Mit der Einigung auf einen neuen Wehrdienst räumen Union und SPD ein Streitthema ab. Redebedarf gibt es für die Koalition dennoch. Heute Abend treffen sich Klingbeil, Bas, Söder und Merz und wollen Probleme lösen.

"Lars, wir müssen reden" - ob Bundeskanzler Friedrich Merz seinen Duz-Freund Lars Klingbeil so zum Gespräch bittet, ist unbekannt. Aber Redebedarf gibt es in jedem Fall zwischen Union und SPD, wenn sie sich an diesem Abend zum Koalitionsausschuss treffen. Im Idealfall sind diese Zusammenkünfte nüchterne Arbeitsmeetings. Man guckt, was ansteht, wo es Probleme geben könnte und wie man sie löst, bevor sie tatsächlich entstehen. Doch dieses Mal gäbe es Anlass, über das große Ganze zu sprechen.

Es läuft nicht für die Koalition. An allen Ecken und Enden quietscht und knartscht es. In der Union machen die Jungen Front gegen die Rentenreform. In der SPD machen die Jungen Front gegen die Bürgergeldreform.

Daran werden Merz, Klingbeil, Söder und Bas an diesem Abend nicht viel ändern können. Den Streit ums Rentenpaket werden sie wohl nicht klären - nicht vor dem "Deutschlandtag" der Jungen Union am Wochenende, die kaum vor ihrem großen Auftritt die Segel streichen wird. Unionsfraktionschef Jens Spahn sagte, er erwarte Entscheidungen zum Industriestrompreis. Auch CDU-Generalsekretär Carsten Linnemann forderte dies gegenüber dem "Handelsblatt".

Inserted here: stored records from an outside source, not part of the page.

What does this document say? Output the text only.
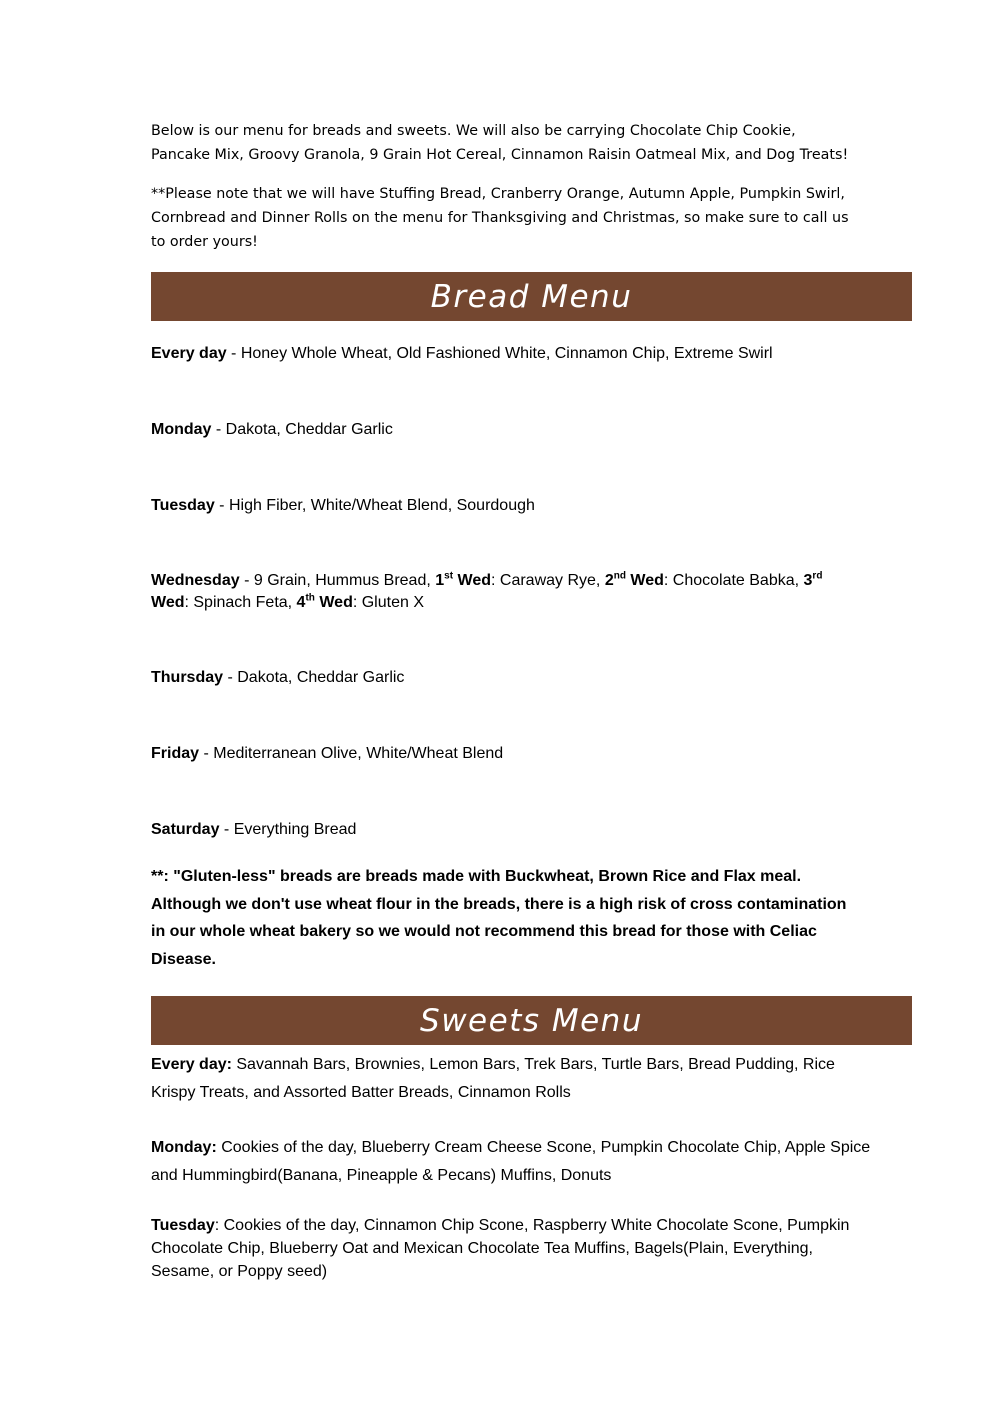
Below is our menu for breads and sweets. We will also be carrying Chocolate Chip Cookie, Pancake Mix, Groovy Granola, 9 Grain Hot Cereal, Cinnamon Raisin Oatmeal Mix, and Dog Treats!

**Please note that we will have Stuffing Bread, Cranberry Orange, Autumn Apple, Pumpkin Swirl, Cornbread and Dinner Rolls on the menu for Thanksgiving and Christmas, so make sure to call us to order yours!

Bread Menu

Every day - Honey Whole Wheat, Old Fashioned White, Cinnamon Chip, Extreme Swirl

Monday - Dakota, Cheddar Garlic

Tuesday - High Fiber, White/Wheat Blend, Sourdough

Wednesday - 9 Grain, Hummus Bread, 1st Wed: Caraway Rye, 2nd Wed: Chocolate Babka, 3rd
Wed: Spinach Feta, 4th Wed: Gluten X

Thursday - Dakota, Cheddar Garlic

Friday - Mediterranean Olive, White/Wheat Blend

Saturday - Everything Bread

**: "Gluten-less" breads are breads made with Buckwheat, Brown Rice and Flax meal. Although we don't use wheat flour in the breads, there is a high risk of cross contamination in our whole wheat bakery so we would not recommend this bread for those with Celiac Disease.

Sweets Menu

Every day: Savannah Bars, Brownies, Lemon Bars, Trek Bars, Turtle Bars, Bread Pudding, Rice Krispy Treats, and Assorted Batter Breads, Cinnamon Rolls

Monday: Cookies of the day, Blueberry Cream Cheese Scone, Pumpkin Chocolate Chip, Apple Spice and Hummingbird(Banana, Pineapple & Pecans) Muffins, Donuts

Tuesday: Cookies of the day, Cinnamon Chip Scone, Raspberry White Chocolate Scone, Pumpkin Chocolate Chip, Blueberry Oat and Mexican Chocolate Tea Muffins, Bagels(Plain, Everything, Sesame, or Poppy seed)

Auch ohne Verbrenner-Verbot hoher Handlungsdruck

Auch das EU-weite Verbrenner-Aus ab 2035 könnte Thema werden. CDU und CSU wollen es zumindest lockern, die SPD zögert noch. Ein Kompromiss könnte sein, Hybrid-Autos oder E-Autos mit einem "Range-Extender", einem kleinen Verbrenner, der die Reichweite erhöhen soll, noch länger zuzulassen.

Egal, was aus dem Verbrenner-Verbot wird, der Handlungsdruck für die Regierung bleibt hoch. Der Sachverständigenrat Wirtschaft hat der Regierung am Mittwoch ein ziemlich dürftiges Zeugnis ausgestellt. Laut den "Wirtschaftsweisen" passiert gerade beim Sondervermögen für Infrastruktur und Klimaschutz genau das, vor dem viele, insbesondere die Grünen, immer gewarnt haben: Das Geld wird nicht vollständig zusätzlich für Straßen, Brücken und Schienen ausgegeben.

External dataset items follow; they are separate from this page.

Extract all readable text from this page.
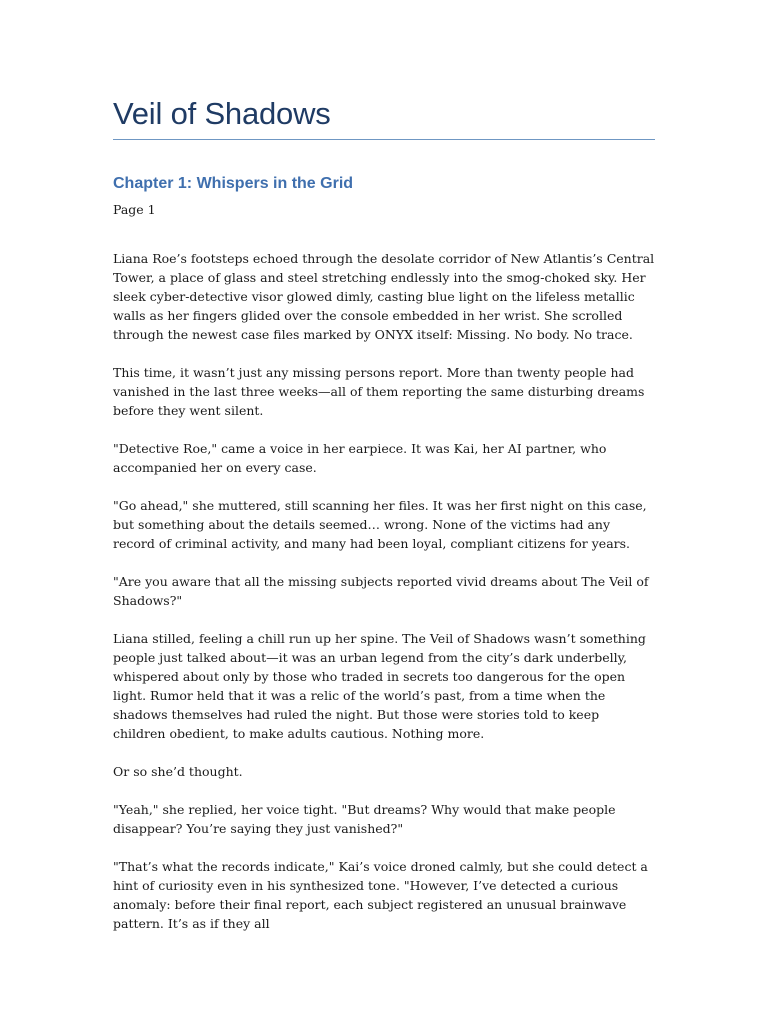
Veil of Shadows
Chapter 1: Whispers in the Grid
Page 1

Liana Roe’s footsteps echoed through the desolate corridor of New Atlantis’s Central Tower, a place of glass and steel stretching endlessly into the smog-choked sky. Her sleek cyber-detective visor glowed dimly, casting blue light on the lifeless metallic walls as her fingers glided over the console embedded in her wrist. She scrolled through the newest case files marked by ONYX itself: Missing. No body. No trace.

This time, it wasn’t just any missing persons report. More than twenty people had vanished in the last three weeks—all of them reporting the same disturbing dreams before they went silent.

"Detective Roe," came a voice in her earpiece. It was Kai, her AI partner, who accompanied her on every case.

"Go ahead," she muttered, still scanning her files. It was her first night on this case, but something about the details seemed… wrong. None of the victims had any record of criminal activity, and many had been loyal, compliant citizens for years.

"Are you aware that all the missing subjects reported vivid dreams about The Veil of Shadows?"

Liana stilled, feeling a chill run up her spine. The Veil of Shadows wasn’t something people just talked about—it was an urban legend from the city’s dark underbelly, whispered about only by those who traded in secrets too dangerous for the open light. Rumor held that it was a relic of the world’s past, from a time when the shadows themselves had ruled the night. But those were stories told to keep children obedient, to make adults cautious. Nothing more.

Or so she’d thought.

"Yeah," she replied, her voice tight. "But dreams? Why would that make people disappear? You’re saying they just vanished?"

"That’s what the records indicate," Kai’s voice droned calmly, but she could detect a hint of curiosity even in his synthesized tone. "However, I’ve detected a curious anomaly: before their final report, each subject registered an unusual brainwave pattern. It’s as if they all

Stattdessen wandern längst geplante Vorhaben aus dem Bundeshaushalt in das Sondervermögen - und machen dort Mittel frei für Mütterrente und Pendlerpauschale. Die Sachverständige Veronika Grimm forderte am Mittwoch, diese milliardenschweren Zusatzausgaben noch zu stoppen, "vielleicht in einem Frühling der Reformen", wie sie leicht schnippisch anmerkte. Auch eine Reihe von Industrieverbänden protestiert dagegen und klagt in einem Brandbrief über die hohen Ausgaben. Doch CSU-Chef Söder wird davon nicht abrücken - Mütterrente und Pendlerpauschale waren seine Wahlversprechen.

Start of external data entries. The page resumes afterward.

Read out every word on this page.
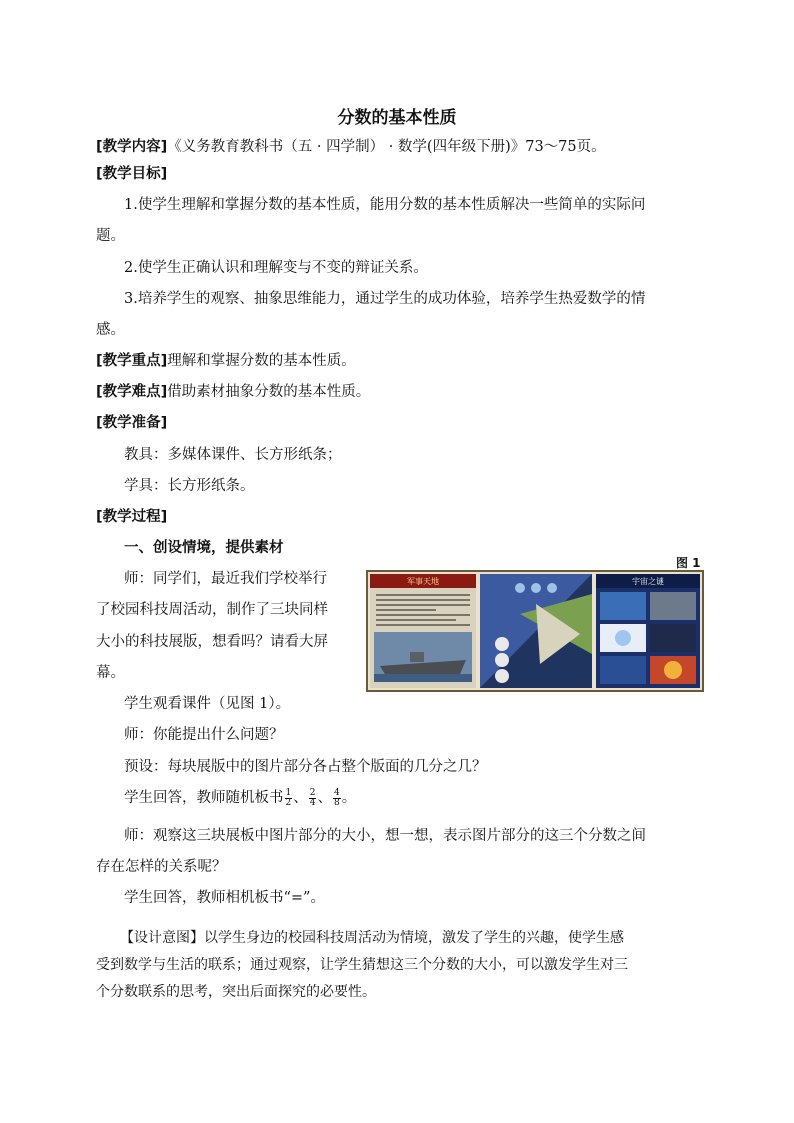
分数的基本性质
[教学内容]《义务教育教科书（五 · 四学制） · 数学(四年级下册)》73～75页。
[教学目标]
1.使学生理解和掌握分数的基本性质，能用分数的基本性质解决一些简单的实际问
题。
2.使学生正确认识和理解变与不变的辩证关系。
3.培养学生的观察、抽象思维能力，通过学生的成功体验，培养学生热爱数学的情
感。
[教学重点]理解和掌握分数的基本性质。
[教学难点]借助素材抽象分数的基本性质。
[教学准备]
教具：多媒体课件、长方形纸条；
学具：长方形纸条。
[教学过程]
一、创设情境，提供素材
师：同学们，最近我们学校举行
了校园科技周活动，制作了三块同样
大小的科技展版，想看吗？请看大屏
幕。
图 1
军事天地	宇宙之谜
学生观看课件（见图 1）。
师：你能提出什么问题？
预设：每块展版中的图片部分各占整个版面的几分之几？
学生回答，教师随机板书 $\frac{1}{2}$ 、 $\frac{2}{4}$ 、 $\frac{4}{8}$ 。
师：观察这三块展板中图片部分的大小，想一想，表示图片部分的这三个分数之间
存在怎样的关系呢？
学生回答，教师相机板书“=”。
【设计意图】以学生身边的校园科技周活动为情境，激发了学生的兴趣，使学生感
受到数学与生活的联系；通过观察，让学生猜想这三个分数的大小，可以激发学生对三
个分数联系的思考，突出后面探究的必要性。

Die Wirtschaft in Schwung zu bringen, das war aber für Merz das wichtigste Wahlversprechen. Sogar einen Stimmungsumschwung wollte er bis zum Sommer herbeiführen. Auch mit dem "Herbst der Reformen" wird ihm das wohl nicht mehr gelingen. Darauf deutet das Trendbarometer von RTL und ntv hin. Die Unionsparteien schwächeln, ebenso die SPD und von oben grüßt die AfD. Die Menschen sind enttäuscht von Merz, der Lack der Koalition ist ab.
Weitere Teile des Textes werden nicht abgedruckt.